2016年

1月

26日

追悼:デビッド・ボウイさん死去 音楽ビジネスの革新者

デビッド・ボウイさん(1973年5月撮影) ゲッティ=共同
デビッド・ボウイさん(1973年5月撮影) ゲッティ=共同

 ◇著作権を証券化

 

八木良太

(尚美学園大学芸術情報学部准教授)

 

 世界的ロック歌手のデビッド・ボウイさんが1月10日に死去した。享年69歳。ボウイはアルバム『ジギー・スターダスト』(1972年)でデカダンス(退廃・耽美(たんび))の美学を追求するグラムロックの旗手として注目を集め、80年代に「レッツ・ダンス」や「チャイナ・ガール」などの世界的ヒットにより名実ともにロックスターの地位を築いた。時代とともに変化し続け、常に新しい音楽スタイルを提示してきたロックのイノベーター(革新者)は、音楽ビジネスの世界においても同様だった。

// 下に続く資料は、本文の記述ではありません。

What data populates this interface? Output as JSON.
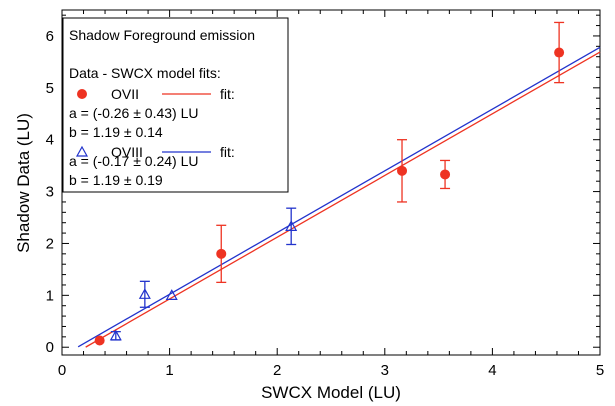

 音楽ビジネスは知的財産権の保護・活用が成功の鍵を握る。しかし、多くのアーティストはその活用についてレコード会社や音楽出版社まかせで基本的に無関心だ。ボウイは違った。自らの権利をコントロールすることに長(た)け、革新的な知財マネジメントを実践した数少ないアーティストの一人だった。

 97年、ボウイは自らの楽曲(初期25枚のアルバム)の著作権(作詞・作曲の権利)とレコード原盤のアーティスト・ロイヤルティー(印税)を担保に「ボウイ債」と呼ばれる債券(資産担保証券、ABS)を発行して、5500万ドル(約65億円)の資金を調達した。アーティストが自らの著作権を証券化するはじめての試みだったという。

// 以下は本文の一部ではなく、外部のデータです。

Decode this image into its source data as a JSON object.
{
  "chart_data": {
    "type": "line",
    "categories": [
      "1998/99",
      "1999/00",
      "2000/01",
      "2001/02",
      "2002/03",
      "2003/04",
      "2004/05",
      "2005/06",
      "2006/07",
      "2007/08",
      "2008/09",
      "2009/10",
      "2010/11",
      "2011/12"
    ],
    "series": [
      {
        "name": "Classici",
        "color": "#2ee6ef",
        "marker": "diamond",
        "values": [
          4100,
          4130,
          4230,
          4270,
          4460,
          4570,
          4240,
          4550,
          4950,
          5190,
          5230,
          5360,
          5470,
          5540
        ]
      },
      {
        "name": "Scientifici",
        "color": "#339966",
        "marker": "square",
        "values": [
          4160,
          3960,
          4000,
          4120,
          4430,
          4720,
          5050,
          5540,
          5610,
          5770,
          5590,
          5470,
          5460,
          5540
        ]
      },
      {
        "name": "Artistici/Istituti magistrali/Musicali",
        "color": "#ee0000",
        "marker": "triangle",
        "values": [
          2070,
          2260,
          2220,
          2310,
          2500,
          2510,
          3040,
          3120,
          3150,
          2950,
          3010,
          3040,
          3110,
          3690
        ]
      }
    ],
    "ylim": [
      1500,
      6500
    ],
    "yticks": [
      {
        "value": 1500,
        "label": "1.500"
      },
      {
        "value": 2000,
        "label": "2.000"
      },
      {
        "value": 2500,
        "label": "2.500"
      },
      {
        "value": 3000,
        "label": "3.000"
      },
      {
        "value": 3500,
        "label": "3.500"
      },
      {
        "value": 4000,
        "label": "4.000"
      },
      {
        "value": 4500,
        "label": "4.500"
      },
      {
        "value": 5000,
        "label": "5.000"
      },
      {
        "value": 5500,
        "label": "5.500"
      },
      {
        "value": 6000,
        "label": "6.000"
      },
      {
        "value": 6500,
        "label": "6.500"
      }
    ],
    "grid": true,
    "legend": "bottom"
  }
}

 ボウイ債の当時の利回りは7・9%(期間10年)で、米格付け会社ムーディーズは投資適格級のA3に格付けして信用力のある債券と認めた。音楽業界全体の不振により、2004年にボウイ債は投資適格級では最も低いBaa3に格下げされたが、ABS市場の活性化に一役買ったと言われている。

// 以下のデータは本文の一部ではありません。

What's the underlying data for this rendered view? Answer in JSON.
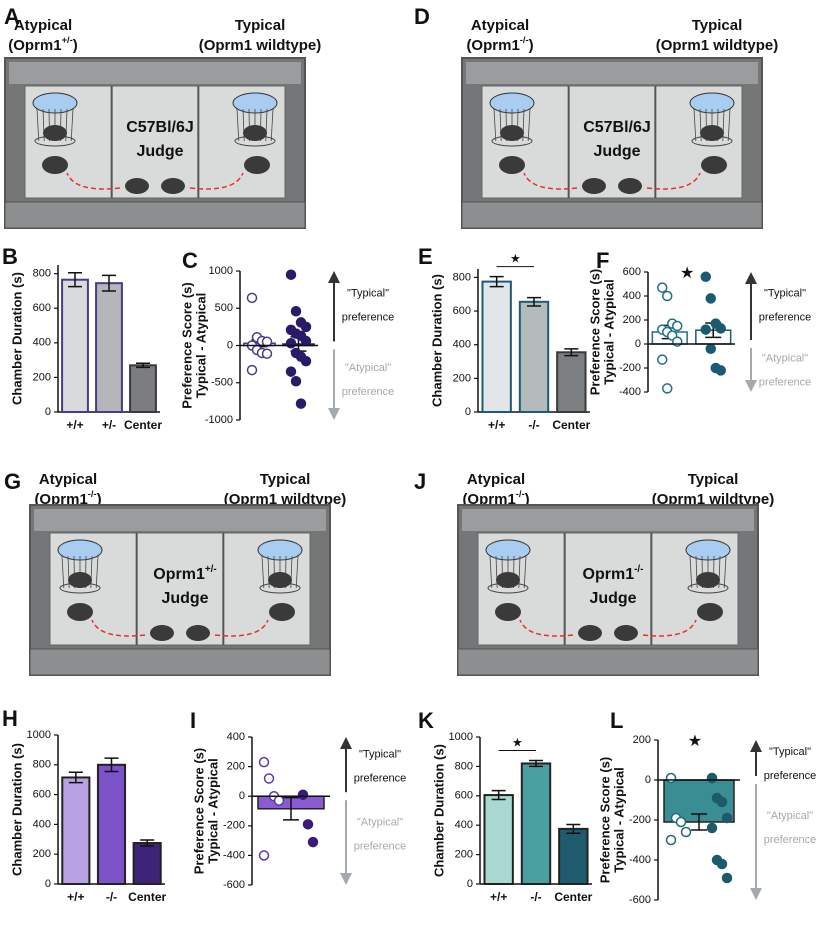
{
  "diagrams": [
    {
      "label": "A",
      "atypical": "Atypical",
      "atypical_strain": {
        "text": "(Oprm1",
        "superscript": "+/-",
        "end": ")"
      },
      "typical": "Typical",
      "typical_strain": "(Oprm1 wildtype)",
      "judge_strain": "C57Bl/6J",
      "judge": "Judge"
    },
    {
      "label": "D",
      "atypical": "Atypical",
      "atypical_strain": {
        "text": "(Oprm1",
        "superscript": "-/-",
        "end": ")"
      },
      "typical": "Typical",
      "typical_strain": "(Oprm1 wildtype)",
      "judge_strain": "C57Bl/6J",
      "judge": "Judge"
    },
    {
      "label": "G",
      "atypical": "Atypical",
      "atypical_strain": {
        "text": "(Oprm1",
        "superscript": "-/-",
        "end": ")"
      },
      "typical": "Typical",
      "typical_strain": "(Oprm1 wildtype)",
      "judge_strain": {
        "text": "Oprm1",
        "superscript": "+/-"
      },
      "judge": "Judge"
    },
    {
      "label": "J",
      "atypical": "Atypical",
      "atypical_strain": {
        "text": "(Oprm1",
        "superscript": "-/-",
        "end": ")"
      },
      "typical": "Typical",
      "typical_strain": "(Oprm1 wildtype)",
      "judge_strain": {
        "text": "Oprm1",
        "superscript": "-/-"
      },
      "judge": "Judge"
    }
  ],
  "chart_data": [
    {
      "type": "bar",
      "label": "B",
      "ylabel": [
        "Chamber Duration (s)"
      ],
      "categories": [
        "+/+",
        "+/-",
        "Center"
      ],
      "values": [
        765,
        745,
        270
      ],
      "errors": [
        40,
        45,
        12
      ],
      "colors": [
        "#d9dadb",
        "#b4b6b9",
        "#7b7d80"
      ],
      "edge_colors": [
        "#4a3a8a",
        "#4a3a8a",
        "#3a3a3a"
      ],
      "ylim": [
        0,
        850
      ],
      "yticks": [
        0,
        200,
        400,
        600,
        800
      ]
    },
    {
      "type": "strip",
      "label": "C",
      "ylabel": [
        "Preference Score (s)",
        "Typical - Atypical"
      ],
      "ylim": [
        -1000,
        1000
      ],
      "yticks": [
        -1000,
        -500,
        0,
        500,
        1000
      ],
      "annotations": [
        "\"Typical\"",
        "preference",
        "\"Atypical\"",
        "preference"
      ],
      "series": [
        {
          "color": "#4a3a8a",
          "filled": false,
          "values": [
            640,
            110,
            60,
            50,
            0,
            -60,
            -100,
            -110,
            -330
          ],
          "mean": 30,
          "error": 45
        },
        {
          "color": "#2a1a6a",
          "filled": true,
          "values": [
            950,
            460,
            310,
            250,
            210,
            160,
            130,
            60,
            30,
            -100,
            -150,
            -210,
            -350,
            -480,
            -780
          ],
          "mean": 20,
          "error": 95
        }
      ]
    },
    {
      "type": "bar",
      "label": "E",
      "ylabel": [
        "Chamber Duration (s)"
      ],
      "categories": [
        "+/+",
        "-/-",
        "Center"
      ],
      "values": [
        775,
        655,
        355
      ],
      "errors": [
        30,
        25,
        20
      ],
      "colors": [
        "#e2e6e8",
        "#b5babd",
        "#7b7f81"
      ],
      "edge_colors": [
        "#1e5a72",
        "#1e5a72",
        "#3a3a3a"
      ],
      "ylim": [
        0,
        850
      ],
      "yticks": [
        0,
        200,
        400,
        600,
        800
      ],
      "significance": "★"
    },
    {
      "type": "strip",
      "label": "F",
      "ylabel": [
        "Preference Score (s)",
        "Typical - Atypical"
      ],
      "ylim": [
        -400,
        600
      ],
      "yticks": [
        -400,
        -200,
        0,
        200,
        400,
        600
      ],
      "annotations": [
        "\"Typical\"",
        "preference",
        "\"Atypical\"",
        "preference"
      ],
      "significance": "★",
      "series": [
        {
          "color": "#1f6e8c",
          "filled": false,
          "values": [
            470,
            400,
            170,
            150,
            120,
            100,
            70,
            20,
            -130,
            -370
          ],
          "mean": 100,
          "error": 55
        },
        {
          "color": "#1a5a73",
          "filled": true,
          "values": [
            560,
            380,
            170,
            130,
            120,
            -40,
            -200,
            -220
          ],
          "mean": 115,
          "error": 60
        }
      ]
    },
    {
      "type": "bar",
      "label": "H",
      "ylabel": [
        "Chamber Duration (s)"
      ],
      "categories": [
        "+/+",
        "-/-",
        "Center"
      ],
      "values": [
        715,
        800,
        275
      ],
      "errors": [
        35,
        45,
        20
      ],
      "colors": [
        "#b8a2e2",
        "#7c52c8",
        "#3e2478"
      ],
      "edge_colors": [
        "#222222",
        "#222222",
        "#222222"
      ],
      "ylim": [
        0,
        1000
      ],
      "yticks": [
        0,
        200,
        400,
        600,
        800,
        1000
      ]
    },
    {
      "type": "strip",
      "label": "I",
      "ylabel": [
        "Preference Score (s)",
        "Typical - Atypical"
      ],
      "ylim": [
        -600,
        400
      ],
      "yticks": [
        -600,
        -400,
        -200,
        0,
        200,
        400
      ],
      "annotations": [
        "\"Typical\"",
        "preference",
        "\"Atypical\"",
        "preference"
      ],
      "mean": -85,
      "error": 75,
      "bar_color": "#8a5bd2",
      "series": [
        {
          "color": "#5a3aa0",
          "filled": false,
          "values": [
            230,
            120,
            0,
            -30,
            -400
          ]
        },
        {
          "color": "#3a1a7a",
          "filled": true,
          "values": [
            10,
            -190,
            -310
          ]
        }
      ]
    },
    {
      "type": "bar",
      "label": "K",
      "ylabel": [
        "Chamber Duration (s)"
      ],
      "categories": [
        "+/+",
        "-/-",
        "Center"
      ],
      "values": [
        605,
        820,
        375
      ],
      "errors": [
        30,
        20,
        30
      ],
      "colors": [
        "#a9d8d0",
        "#4aa0a1",
        "#1d5b6d"
      ],
      "edge_colors": [
        "#222222",
        "#222222",
        "#222222"
      ],
      "ylim": [
        0,
        1000
      ],
      "yticks": [
        0,
        200,
        400,
        600,
        800,
        1000
      ],
      "significance": "★"
    },
    {
      "type": "strip",
      "label": "L",
      "ylabel": [
        "Preference Score (s)",
        "Typical - Atypical"
      ],
      "ylim": [
        -600,
        200
      ],
      "yticks": [
        -600,
        -400,
        -200,
        0,
        200
      ],
      "annotations": [
        "\"Typical\"",
        "preference",
        "\"Atypical\"",
        "preference"
      ],
      "mean": -210,
      "error": 40,
      "bar_color": "#3a8d93",
      "significance": "★",
      "series": [
        {
          "color": "#1d6a7a",
          "filled": false,
          "values": [
            10,
            -190,
            -210,
            -260,
            -300
          ]
        },
        {
          "color": "#1d5a6a",
          "filled": true,
          "values": [
            10,
            -90,
            -110,
            -190,
            -240,
            -400,
            -420,
            -490
          ]
        }
      ]
    }
  ]
}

 ボウイ債を発行した理由は明らかにされていない。推測するに、当時はアルバムの売り上げが不振でレコード会社との契約更新が難航し、次回作の制作・発売のめどが立たない状況にあり、継続的かつ安定的な創作活動を行うための基盤となる自主レーベル設立の資金が必要だったと考えられる。事実、後に自身のレーベル「ISO」を立ち上げ、アルバム『ヒーザン』(02年)をリリースしている。

 

 ◇音源をオープン化

 

 権利活用の進取的な取り組みはビジネス面だけにとどまらない。04年、ボウイは自動車会社アウディと共同で「デビッド・ボウイ・マッシュアップ・コンテスト」を開催した。一般参加者がネット上に公開されたボウイの楽曲の音素材を自由に利用して新しい楽曲を制作し、優秀曲を決めるものである。ボウイとコンテスト参加者との協働作業で、インターネット時代の新たな形の音楽制作として注目を集めた。

 アーティストが作った楽曲に他者が手を加えて改変することは著作権の侵害行為にあたる。だが、ボウイは音楽制作の革新的な試みとして他者(それもアマチュア)による改変を認めて、それをファンとともに楽しんだ。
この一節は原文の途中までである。